O Brasil optou por uma saída diferente: aumento da competitividade da nossa economia, por meio de uma maior produtividade, da redução do "custo Brasil" e da atração de investimentos e tecnologia estrangeiros.
Trata-se de uma decisão envolvendo riscos, que depende de muitas transformações estruturais e de reformas institucionais cujos prazos são incontroláveis dentro do processo democrático pleno em que, felizmente, vivemos.
Se desvalorizar está descartado e se as reformas não foram feitas, a situação emergencial teve o tratamento recomendável -alta dos juros. Efeitos negativos e amplitude dependerão do lapso de tempo pelo qual ela se prolongar.
Essa decisão exige um tempo, durante o qual o resto do mundo correrá o risco de financiar nossos gastos acima de nossos recursos. Isso só ocorrerá se o Brasil mostrar que esse financiamento se destina não ao consumo, mas à geração de investimentos em nova capacidade produtiva competitiva.
Isso exige a redefinição do papel do Estado. Ele deixa de ser produtor de mercadorias e interventor na economia; passa a ter o papel de regulador e produtor de serviços não-mercantis.
Com a privatização, torna-se possível abater a dívida do governo e reduzir seus gastos com as empresas estatais, notadamente as deficitárias. Além disso, é necessária a redefinição das novas obrigações das três esferas de governo.
É preciso, pois, proceder às reformas. Sem elas, a vulnerabilidade da economia brasileira continuará alta, com tendência a se elevar.
Estamos diante de uma escolha que se colocou em muitos outros momentos de nossa história: fazer as mudanças necessárias para melhorar o bem-estar do brasileiro ou retomar o velho processo de corrigir desequilíbrios reais com mudanças nominais em alguns preços sob controle do governo.
Na segunda metade da década de 70, escolhemos errado. Continuamos a fazê-lo durante toda a década de 80, com uma política isolacionista, cartorial e desincentivadora do progresso.

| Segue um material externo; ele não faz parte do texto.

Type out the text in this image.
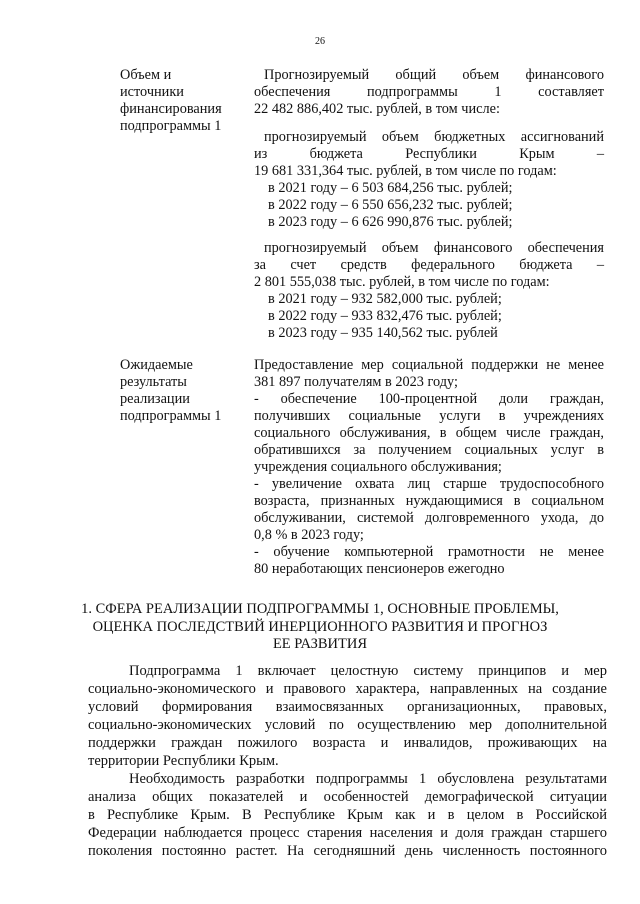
26
Объем и
источники
финансирования
подпрограммы 1
Прогнозируемый общий объем финансового
обеспечения подпрограммы 1 составляет
22 482 886,402 тыс. рублей, в том числе:
прогнозируемый объем бюджетных ассигнований
из бюджета Республики Крым –
19 681 331,364 тыс. рублей, в том числе по годам:
в 2021 году – 6 503 684,256 тыс. рублей;
в 2022 году – 6 550 656,232 тыс. рублей;
в 2023 году – 6 626 990,876 тыс. рублей;
прогнозируемый объем финансового обеспечения
за счет средств федерального бюджета –
2 801 555,038 тыс. рублей, в том числе по годам:
в 2021 году – 932 582,000 тыс. рублей;
в 2022 году – 933 832,476 тыс. рублей;
в 2023 году – 935 140,562 тыс. рублей
Ожидаемые
результаты
реализации
подпрограммы 1
Предоставление мер социальной поддержки не менее
381 897 получателям в 2023 году;
- обеспечение 100-процентной доли граждан,
получивших социальные услуги в учреждениях
социального обслуживания, в общем числе граждан,
обратившихся за получением социальных услуг в
учреждения социального обслуживания;
- увеличение охвата лиц старше трудоспособного
возраста, признанных нуждающимися в социальном
обслуживании, системой долговременного ухода, до
0,8 % в 2023 году;
- обучение компьютерной грамотности не менее
80 неработающих пенсионеров ежегодно
1. СФЕРА РЕАЛИЗАЦИИ ПОДПРОГРАММЫ 1, ОСНОВНЫЕ ПРОБЛЕМЫ,
ОЦЕНКА ПОСЛЕДСТВИЙ ИНЕРЦИОННОГО РАЗВИТИЯ И ПРОГНОЗ
ЕЕ РАЗВИТИЯ
Подпрограмма 1 включает целостную систему принципов и мер
социально-экономического и правового характера, направленных на создание
условий формирования взаимосвязанных организационных, правовых,
социально-экономических условий по осуществлению мер дополнительной
поддержки граждан пожилого возраста и инвалидов, проживающих на
территории Республики Крым.
Необходимость разработки подпрограммы 1 обусловлена результатами
анализа общих показателей и особенностей демографической ситуации
в Республике Крым. В Республике Крым как и в целом в Российской
Федерации наблюдается процесс старения населения и доля граждан старшего
поколения постоянно растет. На сегодняшний день численность постоянного
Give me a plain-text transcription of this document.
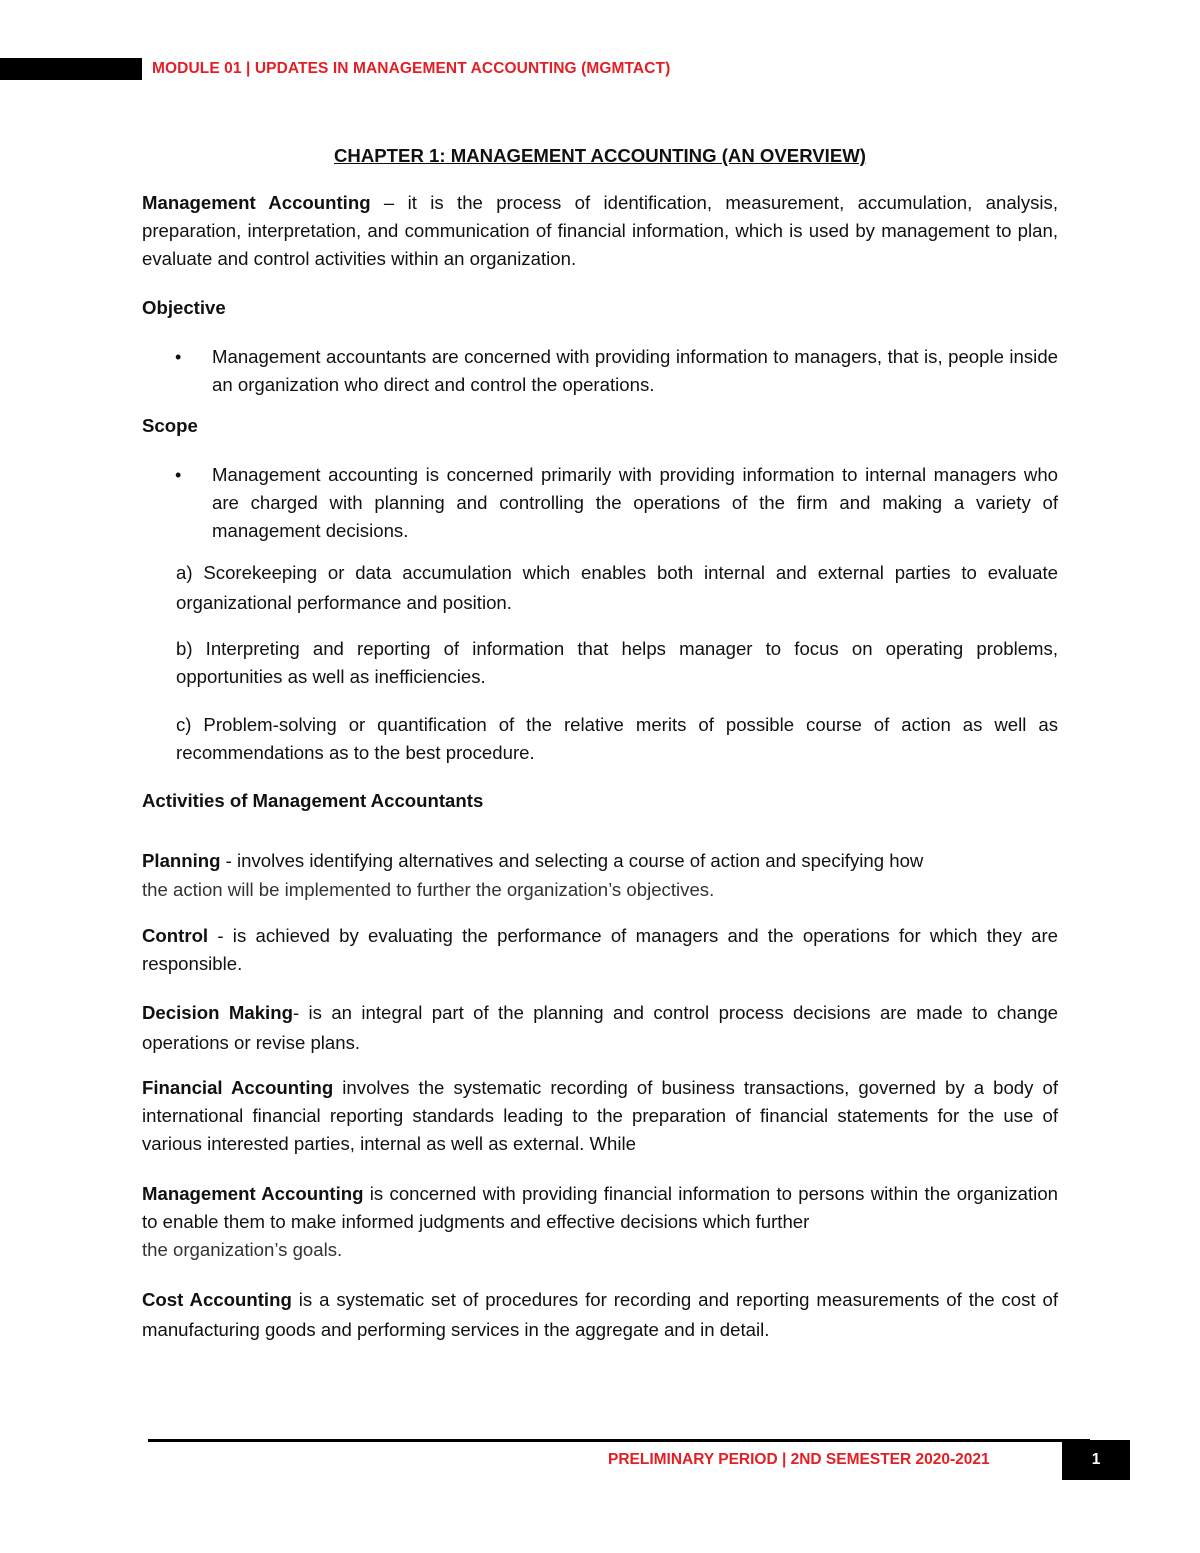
MODULE 01 | UPDATES IN MANAGEMENT ACCOUNTING (MGMTACT)
CHAPTER 1: MANAGEMENT ACCOUNTING (AN OVERVIEW)

Management Accounting – it is the process of identification, measurement, accumulation, analysis, preparation, interpretation, and communication of financial information, which is used by management to plan, evaluate and control activities within an organization.

Objective

• Management accountants are concerned with providing information to managers, that is, people inside an organization who direct and control the operations.

Scope

• Management accounting is concerned primarily with providing information to internal managers who are charged with planning and controlling the operations of the firm and making a variety of management decisions.

a) Scorekeeping or data accumulation which enables both internal and external parties to evaluate organizational performance and position.

b) Interpreting and reporting of information that helps manager to focus on operating problems, opportunities as well as inefficiencies.

c) Problem-solving or quantification of the relative merits of possible course of action as well as recommendations as to the best procedure.

Activities of Management Accountants

Planning - involves identifying alternatives and selecting a course of action and specifying how
the action will be implemented to further the organization’s objectives.

Control - is achieved by evaluating the performance of managers and the operations for which they are responsible.

Decision Making- is an integral part of the planning and control process decisions are made to change operations or revise plans.

Financial Accounting involves the systematic recording of business transactions, governed by a body of international financial reporting standards leading to the preparation of financial statements for the use of various interested parties, internal as well as external. While

Management Accounting is concerned with providing financial information to persons within the organization to enable them to make informed judgments and effective decisions which further
the organization’s goals.

Cost Accounting is a systematic set of procedures for recording and reporting measurements of the cost of manufacturing goods and performing services in the aggregate and in detail.

PRELIMINARY PERIOD | 2ND SEMESTER 2020-2021	1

Podemos hoje mirar em perspectiva o que aquela escolha errada nos acarretou. Já avançamos muito: entenderam-se os aspectos desagregadores da inflação, do intervencionismo estatal e das restrições ao comércio internacional. Ficaram mais claras as relações entre as graves distorções econômicas e os problemas sociais, relegados a segundo plano nos últimos 35 anos.
É necessário aumentar o nível de escolaridade, para ter uma mão-de-obra mais qualificada e reduzir as desigualdades de renda. Também é preciso ampliar a assistência de saúde e a oferta de serviços de saneamento, extrema carência da população mais pobre.
Continuar avançando é uma escolha que depende unicamente de nós.